The many ways that DPR employees are volunteering their time and resources are as diverse as the communities in which they live and work. With Ever Forward as a core value, a strong emphasis has been placed on education and working with children.

“In San Diego, we are donating old plans that are used as drawing paper to a class of handicapped children, as well as reusable office supplies, such as filing bins, tape dispensers and binders with tab dividers, to local schools,” said Brenda Dantes of DPR.

Several offices have teamed up with organizations, such as the Sacramento Knights soccer team and Junior Achievement, to visit elementary schools - encouraging students to stay in school, helping them set long- and short-term goals, and teaching them basic business skills. As part of the alliance with the Knights, DPR’s Sacramento office also started a book distribution program and is continuing to collect books and redistribute them to local low-income schools. In addition, the Phoenix office participated in a construction management seminar for more than 180 local high school students to discuss future career opportunities and needed skill sets.
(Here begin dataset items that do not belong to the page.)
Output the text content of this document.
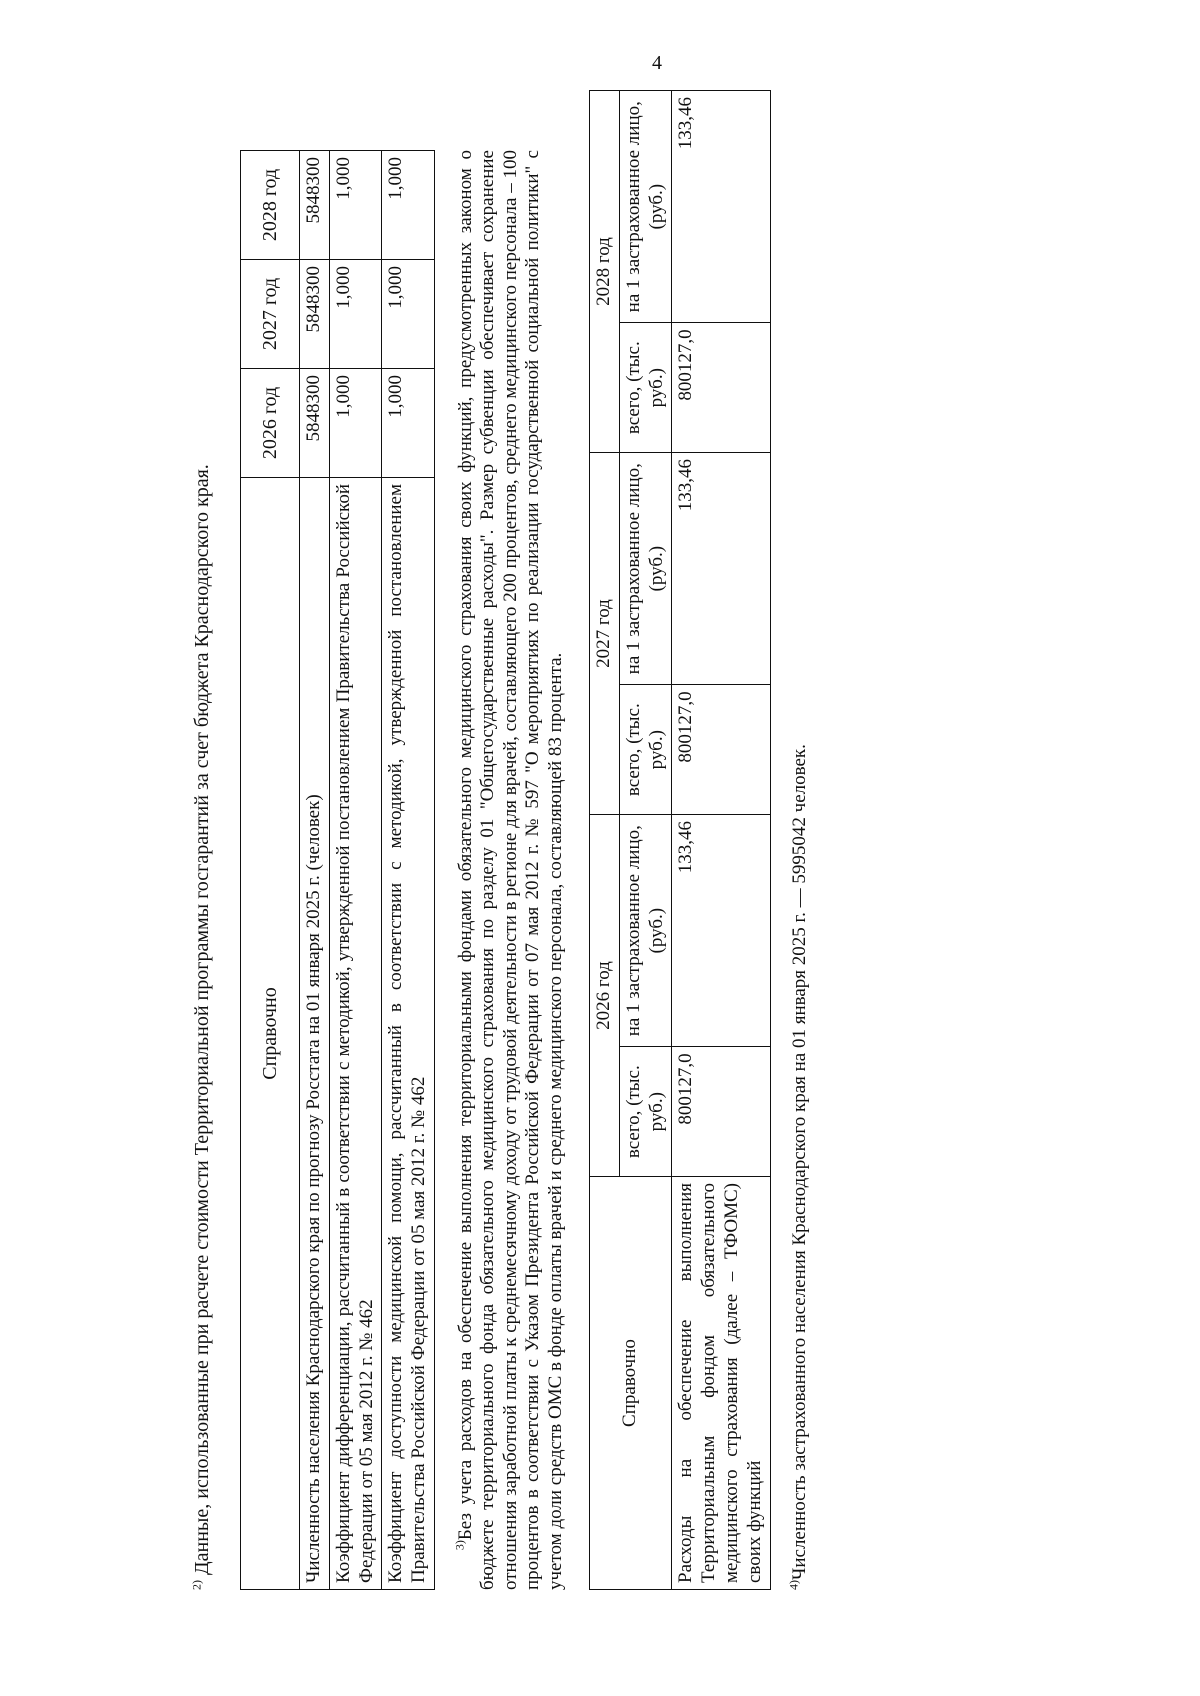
4

$^{2)}$ Данные, использованные при расчете стоимости Территориальной программы госгарантий за счет бюджета Краснодарского края. Справочно	2026 год	2027 год	2028 год
Численность населения Краснодарского края по прогнозу Росстата на 01 января 2025 г. (человек)	5848300	5848300	5848300
Коэффициент дифференциации, рассчитанный в соответствии с методикой, утвержденной постановлением Правительства Российской Федерации от 05 мая 2012 г. № 462	1,000	1,000	1,000
Коэффициент доступности медицинской помощи, рассчитанный в соответствии с методикой, утвержденной постановлением Правительства Российской Федерации от 05 мая 2012 г. № 462	1,000	1,000	1,000

$^{3)}$Без учета расходов на обеспечение выполнения территориальными фондами обязательного медицинского страхования своих функций, предусмотренных законом о бюджете территориального фонда обязательного медицинского страхования по разделу 01 "Общегосударственные расходы". Размер субвенции обеспечивает сохранение отношения заработной платы к среднемесячному доходу от трудовой деятельности в регионе для врачей, составляющего 200 процентов, среднего медицинского персонала – 100 процентов в соответствии с Указом Президента Российской Федерации от 07 мая 2012 г. № 597 "О мероприятиях по реализации государственной социальной политики" с учетом доли средств ОМС в фонде оплаты врачей и среднего медицинского персонала, составляющей 83 процента.	Справочно	2026 год		2027 год		2028 год	
	всего, (тыс. руб.)	на 1 застрахованное лицо, (руб.)	всего, (тыс. руб.)	на 1 застрахованное лицо, (руб.)	всего, (тыс. руб.)	на 1 застрахованное лицо, (руб.)
Расходы на обеспечение выполнения Территориальным фондом обязательного медицинского страхования (далее – ТФОМС) своих функций	800127,0	133,46	800127,0	133,46	800127,0	133,46

$^{4)}$Численность застрахованного населения Краснодарского края на 01 января 2025 г. — 5995042 человек.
Adopting schools is popular throughout DPR. For example, the Special Services Group in Redwood City took the old Dean’s office and an adjacent computer lab at Menlo-Atherton High School and turned the space into a multi-purpose facility for the school’s Leadership Class. After completing some small construction projects for the Gateway High School, the San Francisco office has started tutoring students in the evenings and put together a week-long construction course during which the students built a stage for the school. Redwood City donated funds for the renovation of Francisco Middle School gymnasium floor in San Francisco’s North Beach. The original hard wood floor had not been refinished since new, in 1929!

As part of its Base Camp, the Austin office held a “Building Great Things” golf tournament last fall, raising money that went to Faith Home, an orphanage for HIV-positive children. The office also held a workday in April to provide repairs and upgrades to a local nursing home.

Community outreach took an entirely different form last year in the Seattle office, which provided exhibition space and sponsored monthly receptions for local artists to showcase work. “Both the artists and many in the architect and design community recognized the value of the work we were doing, and our participation is just one of the ways we are furthering our mission to become a truly vital member of our community,” commented Seattle DPR’s Roger Capestany.